Pope Benedict XVI has recalled moments of “joy and light” during his papacy but also times of great difficulty in an emotional, final general audience in St. Peter’s Square before retiring.

The Pope thanked his cardinals, colleagues and ordinary faithful for their support and for respecting his decision to become the first pope in 600 years to resign. He said that “to love the church means also to have the courage to take difficult, painful decisions, always keeping the good of the church in mind, not oneself.”

Tens of thousands of people toting banners saying “Grazie!” (thank you) jammed the piazza to bid the Pope farewell during his last audience the appointment he has kept each week to teach the world about the Catholic faith.

Pilgrims and curiosity-seekers picked spots along the main boulevard leading to the square to watch Wednesday’s event on giant TV screens. Some 50,000 tickets were requested for Pope Benedict’s final master class, but Italian media estimated the number of people actually attending could be double that.

“It’s difficult.

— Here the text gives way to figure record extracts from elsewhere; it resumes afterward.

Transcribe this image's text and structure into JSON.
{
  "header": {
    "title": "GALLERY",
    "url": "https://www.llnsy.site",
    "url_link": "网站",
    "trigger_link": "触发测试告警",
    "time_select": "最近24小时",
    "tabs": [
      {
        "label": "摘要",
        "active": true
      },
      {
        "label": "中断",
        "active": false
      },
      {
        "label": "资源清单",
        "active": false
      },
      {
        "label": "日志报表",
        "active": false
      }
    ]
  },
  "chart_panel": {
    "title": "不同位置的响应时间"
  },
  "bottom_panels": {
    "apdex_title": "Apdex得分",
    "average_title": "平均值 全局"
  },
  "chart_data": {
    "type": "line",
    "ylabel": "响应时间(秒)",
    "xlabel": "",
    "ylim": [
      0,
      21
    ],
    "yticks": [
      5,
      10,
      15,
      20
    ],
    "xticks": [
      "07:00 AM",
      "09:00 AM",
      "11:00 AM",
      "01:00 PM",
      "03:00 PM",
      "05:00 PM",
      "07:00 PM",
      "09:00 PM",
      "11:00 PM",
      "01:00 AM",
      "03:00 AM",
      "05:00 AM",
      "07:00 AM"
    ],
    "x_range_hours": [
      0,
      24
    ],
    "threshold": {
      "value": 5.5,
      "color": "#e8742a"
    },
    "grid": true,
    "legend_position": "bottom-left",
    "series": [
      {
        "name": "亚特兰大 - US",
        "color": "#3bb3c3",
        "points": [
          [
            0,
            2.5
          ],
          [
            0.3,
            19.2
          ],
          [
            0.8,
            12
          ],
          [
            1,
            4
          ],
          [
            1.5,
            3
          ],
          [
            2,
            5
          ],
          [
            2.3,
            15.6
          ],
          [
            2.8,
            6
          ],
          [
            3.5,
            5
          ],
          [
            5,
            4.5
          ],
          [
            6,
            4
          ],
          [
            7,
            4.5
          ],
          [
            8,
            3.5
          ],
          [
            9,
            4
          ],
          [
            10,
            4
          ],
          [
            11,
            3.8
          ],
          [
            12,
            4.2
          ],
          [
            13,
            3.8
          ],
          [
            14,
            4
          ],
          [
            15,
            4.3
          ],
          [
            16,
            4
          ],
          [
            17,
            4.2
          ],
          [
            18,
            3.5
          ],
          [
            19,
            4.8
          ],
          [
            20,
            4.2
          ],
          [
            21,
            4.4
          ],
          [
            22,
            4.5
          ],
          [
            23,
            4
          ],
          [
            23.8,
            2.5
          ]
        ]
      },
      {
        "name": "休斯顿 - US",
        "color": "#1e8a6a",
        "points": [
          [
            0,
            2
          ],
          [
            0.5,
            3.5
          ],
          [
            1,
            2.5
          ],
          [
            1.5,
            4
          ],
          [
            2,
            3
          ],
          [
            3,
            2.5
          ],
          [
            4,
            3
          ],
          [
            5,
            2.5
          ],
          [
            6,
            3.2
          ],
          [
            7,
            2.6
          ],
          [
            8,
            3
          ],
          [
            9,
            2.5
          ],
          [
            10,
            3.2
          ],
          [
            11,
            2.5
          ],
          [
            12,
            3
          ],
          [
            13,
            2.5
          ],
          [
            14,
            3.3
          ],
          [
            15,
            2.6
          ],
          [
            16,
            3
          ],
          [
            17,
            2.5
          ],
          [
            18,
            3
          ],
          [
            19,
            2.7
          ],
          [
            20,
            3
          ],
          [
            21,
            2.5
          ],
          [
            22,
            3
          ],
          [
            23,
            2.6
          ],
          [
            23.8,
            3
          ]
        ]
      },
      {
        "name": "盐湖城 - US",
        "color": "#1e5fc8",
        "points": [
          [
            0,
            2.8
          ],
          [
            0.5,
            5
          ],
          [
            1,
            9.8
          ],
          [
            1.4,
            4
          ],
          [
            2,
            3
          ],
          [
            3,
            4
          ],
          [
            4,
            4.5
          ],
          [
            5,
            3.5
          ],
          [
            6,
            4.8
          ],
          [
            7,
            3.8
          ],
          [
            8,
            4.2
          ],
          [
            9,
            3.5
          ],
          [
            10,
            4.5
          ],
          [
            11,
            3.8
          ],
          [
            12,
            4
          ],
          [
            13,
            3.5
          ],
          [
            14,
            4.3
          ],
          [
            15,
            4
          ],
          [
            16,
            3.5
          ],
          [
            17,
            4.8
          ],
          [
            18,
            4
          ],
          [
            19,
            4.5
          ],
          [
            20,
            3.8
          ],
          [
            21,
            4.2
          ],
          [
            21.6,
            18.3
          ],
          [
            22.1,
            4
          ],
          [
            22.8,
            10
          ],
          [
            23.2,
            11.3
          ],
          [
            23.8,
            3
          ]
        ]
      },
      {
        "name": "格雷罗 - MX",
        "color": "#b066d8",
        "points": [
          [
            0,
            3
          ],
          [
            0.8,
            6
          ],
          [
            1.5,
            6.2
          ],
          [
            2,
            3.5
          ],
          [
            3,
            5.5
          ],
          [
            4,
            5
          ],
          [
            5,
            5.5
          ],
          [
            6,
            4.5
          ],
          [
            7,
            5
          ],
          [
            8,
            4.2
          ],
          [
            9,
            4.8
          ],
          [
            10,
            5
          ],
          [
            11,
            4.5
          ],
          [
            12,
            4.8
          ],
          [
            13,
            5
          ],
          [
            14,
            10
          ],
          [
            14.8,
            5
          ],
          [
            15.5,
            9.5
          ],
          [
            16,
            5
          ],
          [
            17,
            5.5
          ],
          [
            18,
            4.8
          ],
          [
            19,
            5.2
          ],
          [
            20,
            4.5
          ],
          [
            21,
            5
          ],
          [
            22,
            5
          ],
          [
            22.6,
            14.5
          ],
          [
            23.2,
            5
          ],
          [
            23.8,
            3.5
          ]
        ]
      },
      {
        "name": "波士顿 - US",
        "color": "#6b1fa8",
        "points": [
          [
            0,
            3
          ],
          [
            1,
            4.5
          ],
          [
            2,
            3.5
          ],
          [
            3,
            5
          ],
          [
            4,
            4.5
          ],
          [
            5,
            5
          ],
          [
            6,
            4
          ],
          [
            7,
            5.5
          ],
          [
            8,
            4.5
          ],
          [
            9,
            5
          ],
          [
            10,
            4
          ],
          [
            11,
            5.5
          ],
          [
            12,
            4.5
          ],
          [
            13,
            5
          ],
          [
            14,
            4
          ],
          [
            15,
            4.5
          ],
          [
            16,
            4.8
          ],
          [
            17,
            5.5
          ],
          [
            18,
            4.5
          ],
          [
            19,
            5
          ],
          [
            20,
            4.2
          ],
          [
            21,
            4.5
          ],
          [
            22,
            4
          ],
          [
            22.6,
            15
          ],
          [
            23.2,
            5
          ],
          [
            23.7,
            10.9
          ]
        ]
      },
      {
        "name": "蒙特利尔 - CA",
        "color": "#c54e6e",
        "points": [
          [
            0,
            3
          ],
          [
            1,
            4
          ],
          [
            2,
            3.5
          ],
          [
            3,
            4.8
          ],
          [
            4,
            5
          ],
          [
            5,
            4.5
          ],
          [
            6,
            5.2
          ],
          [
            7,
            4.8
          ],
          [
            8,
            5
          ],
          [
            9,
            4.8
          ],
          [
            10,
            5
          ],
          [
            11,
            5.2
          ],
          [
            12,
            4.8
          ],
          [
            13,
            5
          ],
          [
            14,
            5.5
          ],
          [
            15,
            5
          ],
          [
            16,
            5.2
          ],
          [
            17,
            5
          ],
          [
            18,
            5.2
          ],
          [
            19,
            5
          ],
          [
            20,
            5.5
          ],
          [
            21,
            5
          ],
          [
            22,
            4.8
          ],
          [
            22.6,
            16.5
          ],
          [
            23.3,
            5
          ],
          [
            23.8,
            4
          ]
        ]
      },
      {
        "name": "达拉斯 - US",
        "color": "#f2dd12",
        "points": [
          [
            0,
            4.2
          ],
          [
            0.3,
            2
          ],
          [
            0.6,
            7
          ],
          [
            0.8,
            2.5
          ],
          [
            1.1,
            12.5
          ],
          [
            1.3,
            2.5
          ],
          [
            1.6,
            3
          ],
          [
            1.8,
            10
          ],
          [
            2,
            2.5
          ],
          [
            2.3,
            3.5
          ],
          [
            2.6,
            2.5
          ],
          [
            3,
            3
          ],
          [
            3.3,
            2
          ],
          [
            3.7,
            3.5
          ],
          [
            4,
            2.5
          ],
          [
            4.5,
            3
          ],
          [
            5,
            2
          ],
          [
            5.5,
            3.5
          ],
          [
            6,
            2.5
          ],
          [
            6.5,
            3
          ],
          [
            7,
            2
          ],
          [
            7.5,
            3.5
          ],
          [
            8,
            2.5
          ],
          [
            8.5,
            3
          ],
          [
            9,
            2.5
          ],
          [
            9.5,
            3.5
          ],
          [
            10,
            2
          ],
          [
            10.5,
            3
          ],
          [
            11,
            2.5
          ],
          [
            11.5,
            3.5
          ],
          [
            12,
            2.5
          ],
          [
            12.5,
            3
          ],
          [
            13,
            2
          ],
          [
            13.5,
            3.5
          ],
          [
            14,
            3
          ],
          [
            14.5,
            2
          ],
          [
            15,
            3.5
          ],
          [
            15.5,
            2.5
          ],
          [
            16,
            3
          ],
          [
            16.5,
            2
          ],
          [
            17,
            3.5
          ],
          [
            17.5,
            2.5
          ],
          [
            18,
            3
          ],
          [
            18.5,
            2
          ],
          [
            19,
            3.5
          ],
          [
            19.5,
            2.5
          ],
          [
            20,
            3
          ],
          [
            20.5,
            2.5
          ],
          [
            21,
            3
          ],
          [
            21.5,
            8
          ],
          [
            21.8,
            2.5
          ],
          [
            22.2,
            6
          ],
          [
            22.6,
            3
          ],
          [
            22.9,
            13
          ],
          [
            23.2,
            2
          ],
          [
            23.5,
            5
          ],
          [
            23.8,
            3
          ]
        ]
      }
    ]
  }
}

The emotion is so big,” said Jan Marie, a 53-year-old Roman in his first years as a seminarian. “We came to support the Pope’s decision.”

With chants of “Benedetto” erupting every so often, the mood was far more buoyant than during the Pope’s final Sunday blessing and recalled the jubilant turnouts that often accompanied him at World Youth Days and events involving his predecessor, Pope John Paul II.

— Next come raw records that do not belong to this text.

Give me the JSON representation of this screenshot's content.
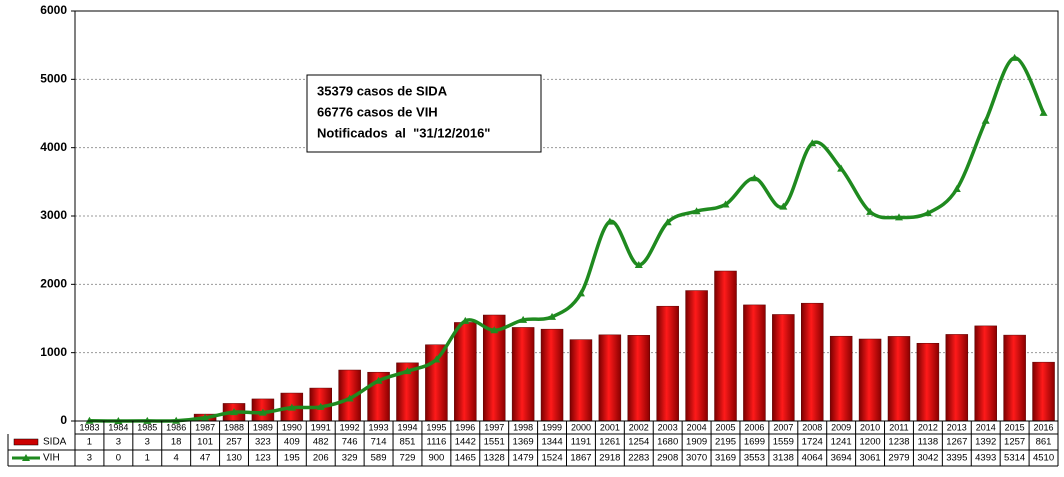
{
  "chart_data": {
    "type": "bar-line",
    "categories": [
      "1983",
      "1984",
      "1985",
      "1986",
      "1987",
      "1988",
      "1989",
      "1990",
      "1991",
      "1992",
      "1993",
      "1994",
      "1995",
      "1996",
      "1997",
      "1998",
      "1999",
      "2000",
      "2001",
      "2002",
      "2003",
      "2004",
      "2005",
      "2006",
      "2007",
      "2008",
      "2009",
      "2010",
      "2011",
      "2012",
      "2013",
      "2014",
      "2015",
      "2016"
    ],
    "series": [
      {
        "name": "SIDA",
        "type": "bar",
        "color": "#cc0000",
        "values": [
          1,
          3,
          3,
          18,
          101,
          257,
          323,
          409,
          482,
          746,
          714,
          851,
          1116,
          1442,
          1551,
          1369,
          1344,
          1191,
          1261,
          1254,
          1680,
          1909,
          2195,
          1699,
          1559,
          1724,
          1241,
          1200,
          1238,
          1138,
          1267,
          1392,
          1257,
          861
        ]
      },
      {
        "name": "VIH",
        "type": "line",
        "color": "#1f8a1f",
        "values": [
          3,
          0,
          1,
          4,
          47,
          130,
          123,
          195,
          206,
          329,
          589,
          729,
          900,
          1465,
          1328,
          1479,
          1524,
          1867,
          2918,
          2283,
          2908,
          3070,
          3169,
          3553,
          3138,
          4064,
          3694,
          3061,
          2979,
          3042,
          3395,
          4393,
          5314,
          4510
        ]
      }
    ],
    "ylim": [
      0,
      6000
    ],
    "yticks": [
      0,
      1000,
      2000,
      3000,
      4000,
      5000,
      6000
    ],
    "grid": true,
    "annotation": [
      "35379 casos de SIDA",
      "66776 casos de VIH",
      "Notificados  al  \"31/12/2016\""
    ]
  }
}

Pope Benedict on Thursday will become the first Pope in 600 years to resign, a decision he said he took after realising that, at 85, he simply didn’t have the strength of mind or body to carry on. He will meet with cardinals on Thursday morning for a final time, then fly by helicopter to the Papal residence at Castel Gandolfo, south of Rome. There, at 8 p.m., the doors of the Palazzo will close and the Swiss Guards in attendance will go off duty, their service protecting the head of the Catholic Church over for now.

Many of the cardinals who will choose the Pope’s successor were in St. Peter’s Square for his final audience, including retired Los Angeles Cardinal Roger Mahony, object of a grass-roots campaign in the U.S. to persuade him to recuse himself for having covered up for sexually abusive priests. Cardinal Mahony has said he will vote.

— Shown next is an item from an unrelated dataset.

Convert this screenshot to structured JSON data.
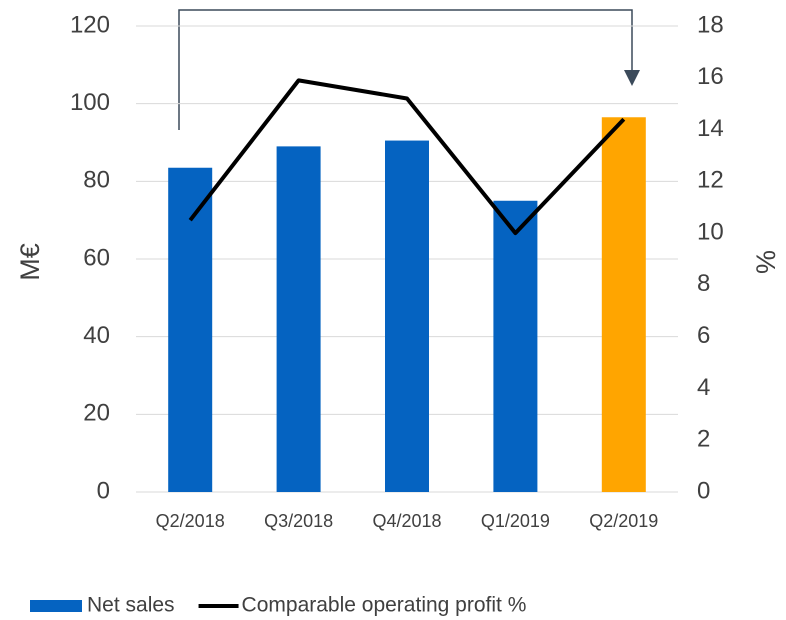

Vatican officials say cardinals will begin meeting on Monday to decide when to set the date for the conclave to elect the next Pope.

But the rank and file in the crowd on Wednesday weren’t so concerned with the future; they wanted to savour the final moments with the Pope they have known for eight years.

“I came to thank him for the testimony that he has given the Church,” said Maria Cristina Chiarini, a 52-year-old homemaker who travelled by train early Wednesday from Lugo, near Ravenna, with some 60 members of her parish. “There’s nostalgia, human nostalgia, but also comfort, because as a Christian we have hope. The Lord won’t leave us without a guide.”